In the past 2 months, i still haven't gotten another job. I broke my ribs. I went to a concert and broke my ribs again. I got into a fight with my girl, on sunday because she ditched me on sweetest day which pissed me the fuck off not to mention it hurt like hell. Told her she can just go the fuck away, i wasn't dealing with it. Got my shit off her yesterday, tyhen satand talked to her for 3 hours, hopeing to work things out because i do love her more then i want to admit. She wanted to stay friends, she insits on the fact that she cares, but i can tell she doesnt care at all. But she begged me to stay in her life, as her friend, and i refuse to do it. But as i sat and talked to her, i came to the realization, that she really doesn't give a fuck about me, yet she constantly said she did. If she did, then she wouldn't of ditched me on sweetest day, she would of at least gave me a phone call. After the talk, I gave her the finger and told her to fuck the fuck off. She looked all sad and shit, kinda depressed about it, so i opened the door again and told her the most meanest, hurtful thing i could think of at the time which was

"youre nothing more then some slut that tried to use me for my money but i fooled you, i didnt have money and i used you for the sex. which was the worst sex i ever had!"

I felt horrible after saying that because none of it was true.. eitherway I felt terrible and I wanted to call her and apologize all night, but I knew what I had done and I knew I couldn't ever call her again.
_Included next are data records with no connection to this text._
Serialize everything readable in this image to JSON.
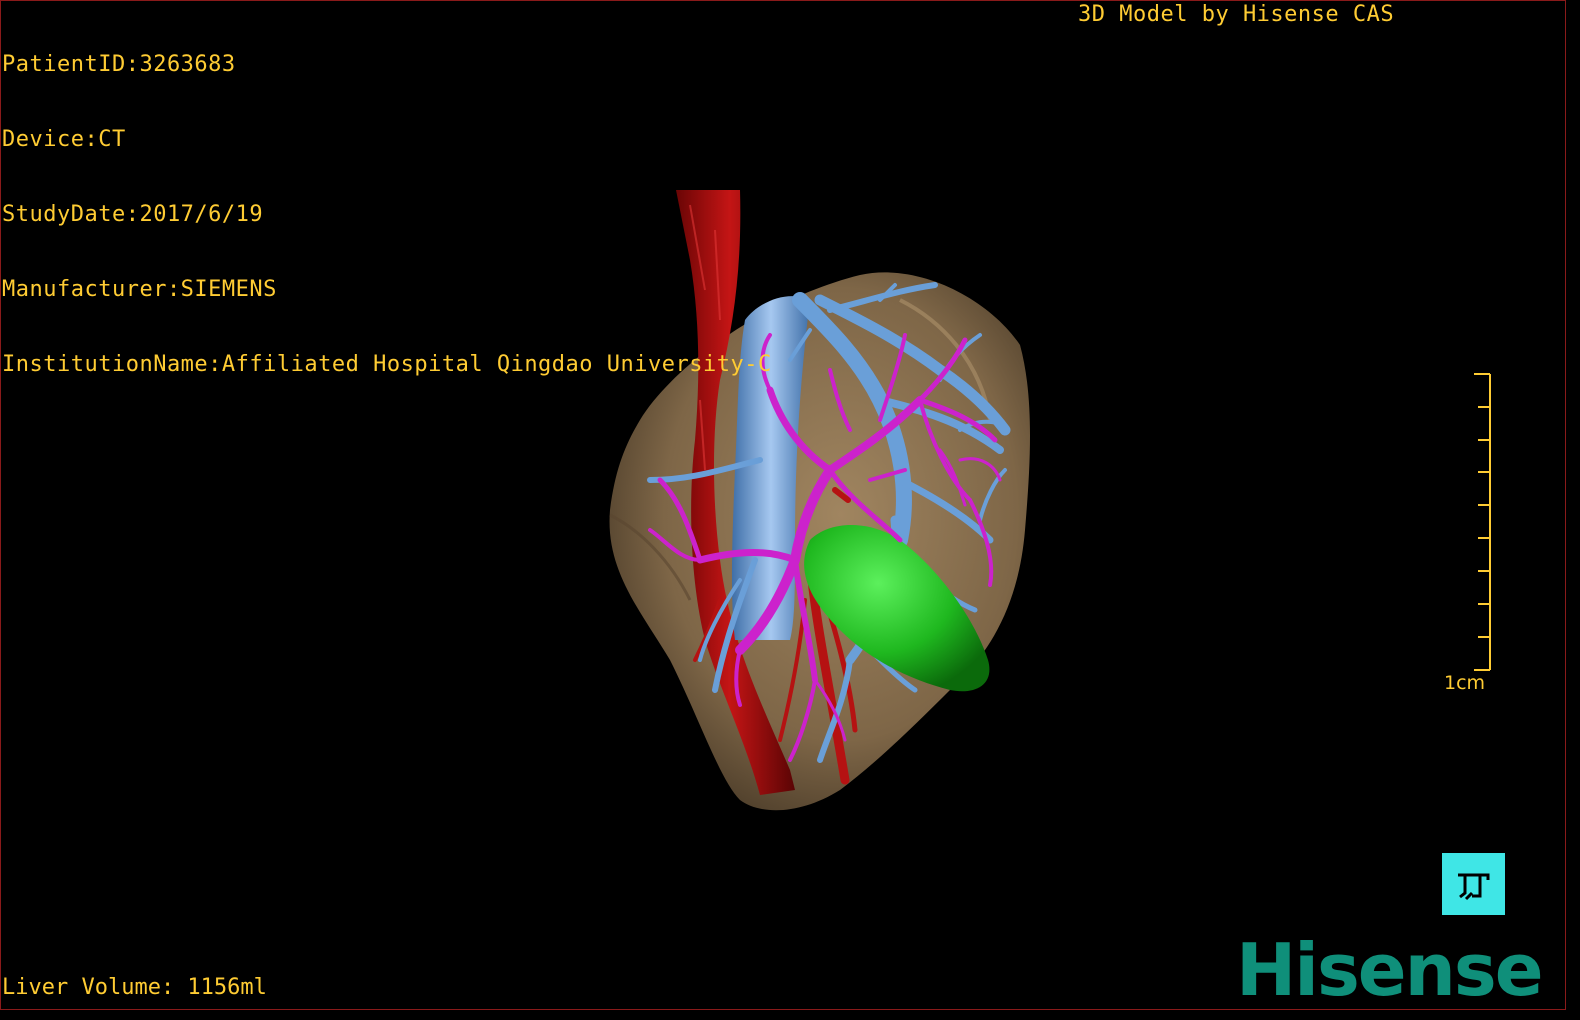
{
  "study_info": {
    "patient_id": "PatientID:3263683",
    "device": "Device:CT",
    "study_date": "StudyDate:2017/6/19",
    "manufacturer": "Manufacturer:SIEMENS",
    "institution": "InstitutionName:Affiliated Hospital Qingdao University-C"
  },
  "header": {
    "model_credit": "3D Model by Hisense CAS"
  },
  "footer": {
    "liver_volume": "Liver Volume: 1156ml"
  },
  "scale": {
    "label": "1cm"
  },
  "orientation_button": {
    "icon": "orientation-cube-icon"
  },
  "brand": {
    "logo_text": "Hisense"
  },
  "colors": {
    "overlay_text": "#ffcc33",
    "liver": "#8c7352",
    "aorta": "#b01010",
    "portal_vein": "#6a9fd8",
    "hepatic_vein": "#cc22cc",
    "gallbladder": "#1fb81f",
    "brand": "#0f8f7a"
  }
}
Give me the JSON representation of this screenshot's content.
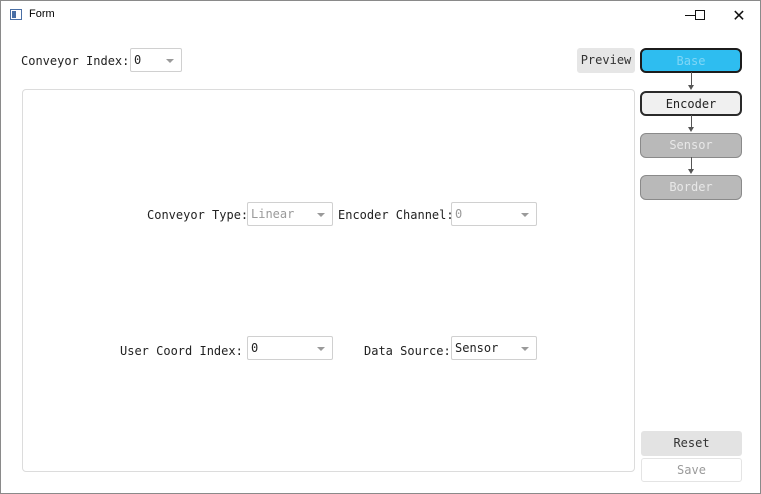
{
  "window": {
    "title": "Form",
    "close_glyph": "✕"
  },
  "top": {
    "conveyor_index_label": "Conveyor Index:",
    "conveyor_index_value": "0",
    "preview_label": "Preview"
  },
  "form": {
    "conveyor_type_label": "Conveyor Type:",
    "conveyor_type_value": "Linear",
    "encoder_channel_label": "Encoder Channel:",
    "encoder_channel_value": "0",
    "user_coord_index_label": "User Coord Index:",
    "user_coord_index_value": "0",
    "data_source_label": "Data Source:",
    "data_source_value": "Sensor"
  },
  "steps": {
    "base": "Base",
    "encoder": "Encoder",
    "sensor": "Sensor",
    "border": "Border"
  },
  "actions": {
    "reset_label": "Reset",
    "save_label": "Save"
  },
  "colors": {
    "accent": "#2ebdf0",
    "disabled_step": "#b9b9b9"
  }
}
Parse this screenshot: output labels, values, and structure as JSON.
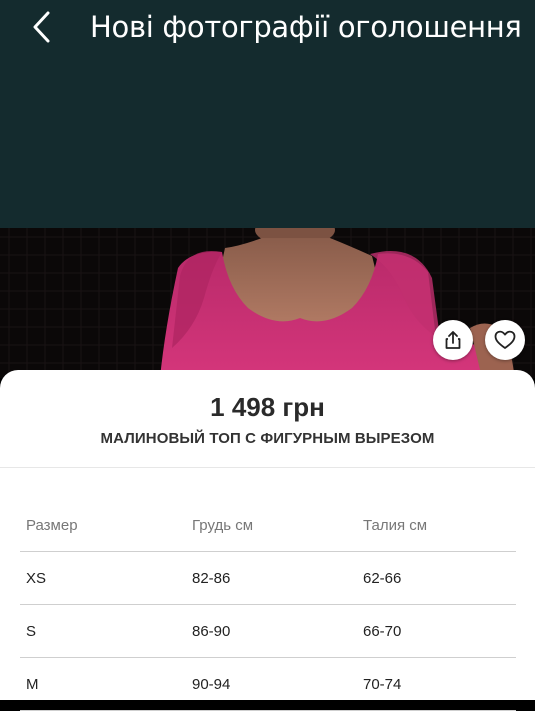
{
  "header": {
    "title": "Нові фотографії оголошення",
    "back_icon": "chevron-left-icon",
    "background": "#142b2e"
  },
  "photo": {
    "accent": "#d2347a",
    "actions": {
      "share_icon": "share-icon",
      "favorite_icon": "heart-outline-icon"
    }
  },
  "product": {
    "price": "1 498 грн",
    "title": "МАЛИНОВЫЙ ТОП С ФИГУРНЫМ ВЫРЕЗОМ"
  },
  "size_table": {
    "headers": [
      "Размер",
      "Грудь см",
      "Талия см"
    ],
    "rows": [
      [
        "XS",
        "82-86",
        "62-66"
      ],
      [
        "S",
        "86-90",
        "66-70"
      ],
      [
        "M",
        "90-94",
        "70-74"
      ]
    ]
  }
}
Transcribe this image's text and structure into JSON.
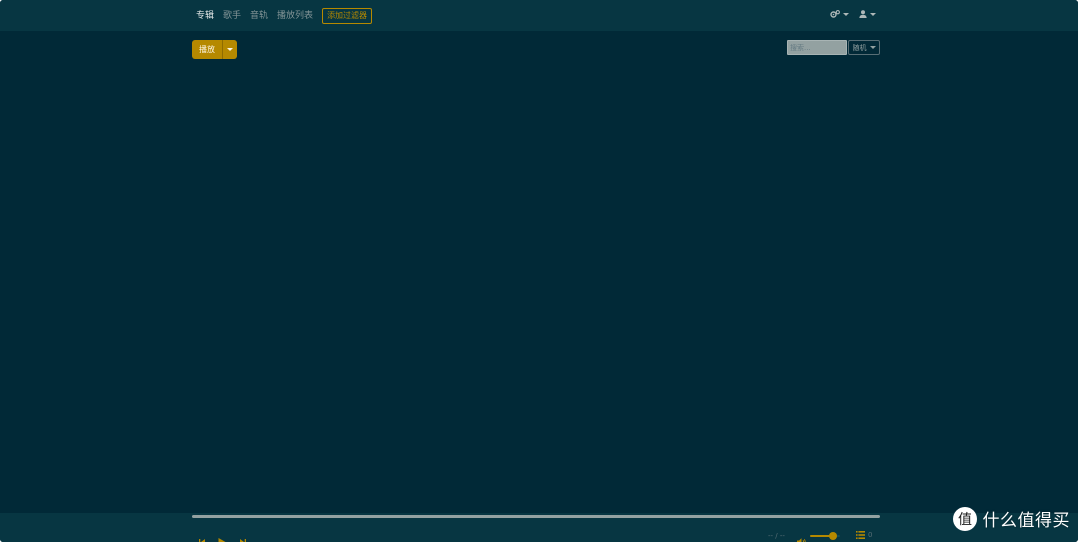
{
  "nav": {
    "items": [
      {
        "label": "专辑",
        "active": true
      },
      {
        "label": "歌手",
        "active": false
      },
      {
        "label": "音轨",
        "active": false
      },
      {
        "label": "播放列表",
        "active": false
      }
    ],
    "add_filter_label": "添加过滤器",
    "right_icons": [
      "settings-gears-icon",
      "user-icon"
    ]
  },
  "toolbar": {
    "play_label": "播放",
    "search_placeholder": "搜索...",
    "random_label": "随机"
  },
  "player": {
    "time": "-- / --",
    "volume_percent": 75,
    "queue_count": "0"
  },
  "watermark": {
    "text": "什么值得买",
    "logo_char": "值"
  },
  "colors": {
    "background": "#012937",
    "bar": "#073642",
    "accent": "#b58900"
  }
}
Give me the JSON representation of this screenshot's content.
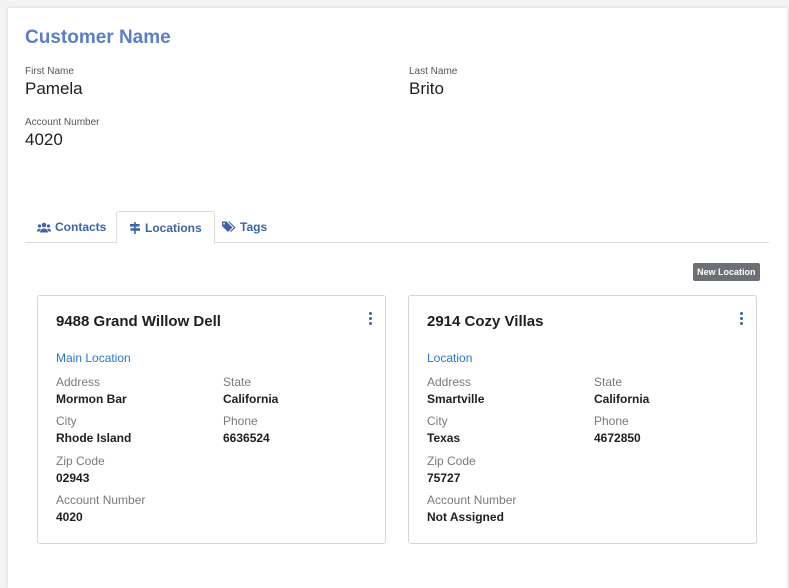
{
  "customer": {
    "title": "Customer Name",
    "first_name_label": "First Name",
    "first_name": "Pamela",
    "last_name_label": "Last Name",
    "last_name": "Brito",
    "account_number_label": "Account Number",
    "account_number": "4020"
  },
  "tabs": [
    {
      "label": "Contacts",
      "icon": "users-icon",
      "active": false
    },
    {
      "label": "Locations",
      "icon": "signpost-icon",
      "active": true
    },
    {
      "label": "Tags",
      "icon": "tags-icon",
      "active": false
    }
  ],
  "new_location_label": "New Location",
  "locations": [
    {
      "name": "9488 Grand Willow Dell",
      "type": "Main Location",
      "address_label": "Address",
      "address": "Mormon Bar",
      "state_label": "State",
      "state": "California",
      "city_label": "City",
      "city": "Rhode Island",
      "phone_label": "Phone",
      "phone": "6636524",
      "zip_label": "Zip Code",
      "zip": "02943",
      "account_label": "Account Number",
      "account": "4020"
    },
    {
      "name": "2914 Cozy Villas",
      "type": "Location",
      "address_label": "Address",
      "address": "Smartville",
      "state_label": "State",
      "state": "California",
      "city_label": "City",
      "city": "Texas",
      "phone_label": "Phone",
      "phone": "4672850",
      "zip_label": "Zip Code",
      "zip": "75727",
      "account_label": "Account Number",
      "account": "Not Assigned"
    }
  ],
  "colors": {
    "title": "#5b7fc4",
    "tab_text": "#3d63a8",
    "location_type": "#2f74d0",
    "new_button_bg": "#6c6f73"
  }
}
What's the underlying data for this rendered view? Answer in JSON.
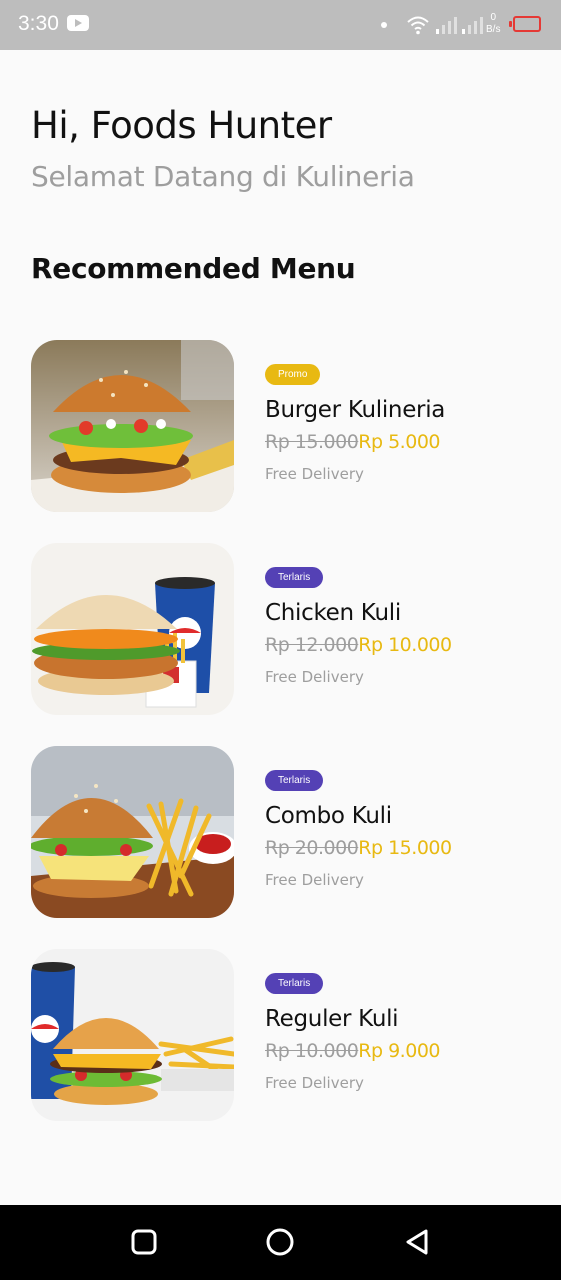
{
  "status_bar": {
    "time": "3:30",
    "net_speed_value": "0",
    "net_speed_unit": "B/s"
  },
  "header": {
    "greeting": "Hi, Foods Hunter",
    "subtitle": "Selamat Datang di Kulineria"
  },
  "section_title": "Recommended Menu",
  "menu": [
    {
      "badge": "Promo",
      "badge_color": "#e8b912",
      "name": "Burger Kulineria",
      "old_price": "Rp 15.000",
      "new_price": "Rp 5.000",
      "delivery": "Free Delivery",
      "image": "burger-image"
    },
    {
      "badge": "Terlaris",
      "badge_color": "#5441b5",
      "name": "Chicken Kuli",
      "old_price": "Rp 12.000",
      "new_price": "Rp 10.000",
      "delivery": "Free Delivery",
      "image": "chicken-burger-combo-image"
    },
    {
      "badge": "Terlaris",
      "badge_color": "#5441b5",
      "name": "Combo Kuli",
      "old_price": "Rp 20.000",
      "new_price": "Rp 15.000",
      "delivery": "Free Delivery",
      "image": "burger-fries-combo-image"
    },
    {
      "badge": "Terlaris",
      "badge_color": "#5441b5",
      "name": "Reguler Kuli",
      "old_price": "Rp 10.000",
      "new_price": "Rp 9.000",
      "delivery": "Free Delivery",
      "image": "burger-drink-fries-image"
    }
  ],
  "colors": {
    "accent": "#e8b912",
    "badge_purple": "#5441b5",
    "muted_text": "#9e9e9e"
  },
  "nav_icons": [
    "recents-icon",
    "home-icon",
    "back-icon"
  ]
}
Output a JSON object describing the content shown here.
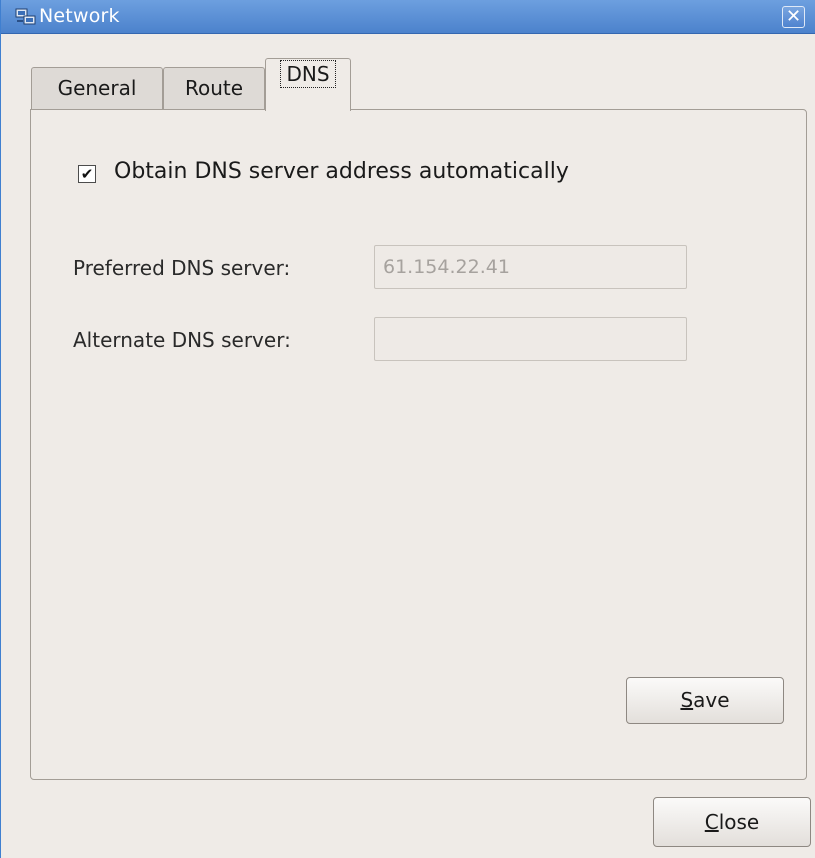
{
  "window": {
    "title": "Network",
    "close_glyph": "✕",
    "title_icon": "network-icon"
  },
  "tabs": [
    {
      "label": "General",
      "selected": false
    },
    {
      "label": "Route",
      "selected": false
    },
    {
      "label": "DNS",
      "selected": true
    }
  ],
  "dns": {
    "auto_checkbox": {
      "label": "Obtain DNS server address automatically",
      "checked": true,
      "glyph": "✔"
    },
    "preferred": {
      "label": "Preferred DNS server:",
      "value": "61.154.22.41"
    },
    "alternate": {
      "label": "Alternate DNS server:",
      "value": ""
    },
    "save_mnemonic": "S",
    "save_rest": "ave"
  },
  "footer": {
    "close_mnemonic": "C",
    "close_rest": "lose"
  },
  "colors": {
    "titlebar": "#4c82cc",
    "background": "#efebe7",
    "disabled_text": "#a6a29e"
  }
}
I know that i just got her out of my life, but i am regretting it with every passing moment. I care alot about her, and even if we are just friends she will still being my life. But do I really want that kind of person in my life? More importantly, do I really want to put myself through the pain and torment that I will endure each time i see her if i keep her in my life. These are the questions plagueing my mind and it sucks because i dont have the answers.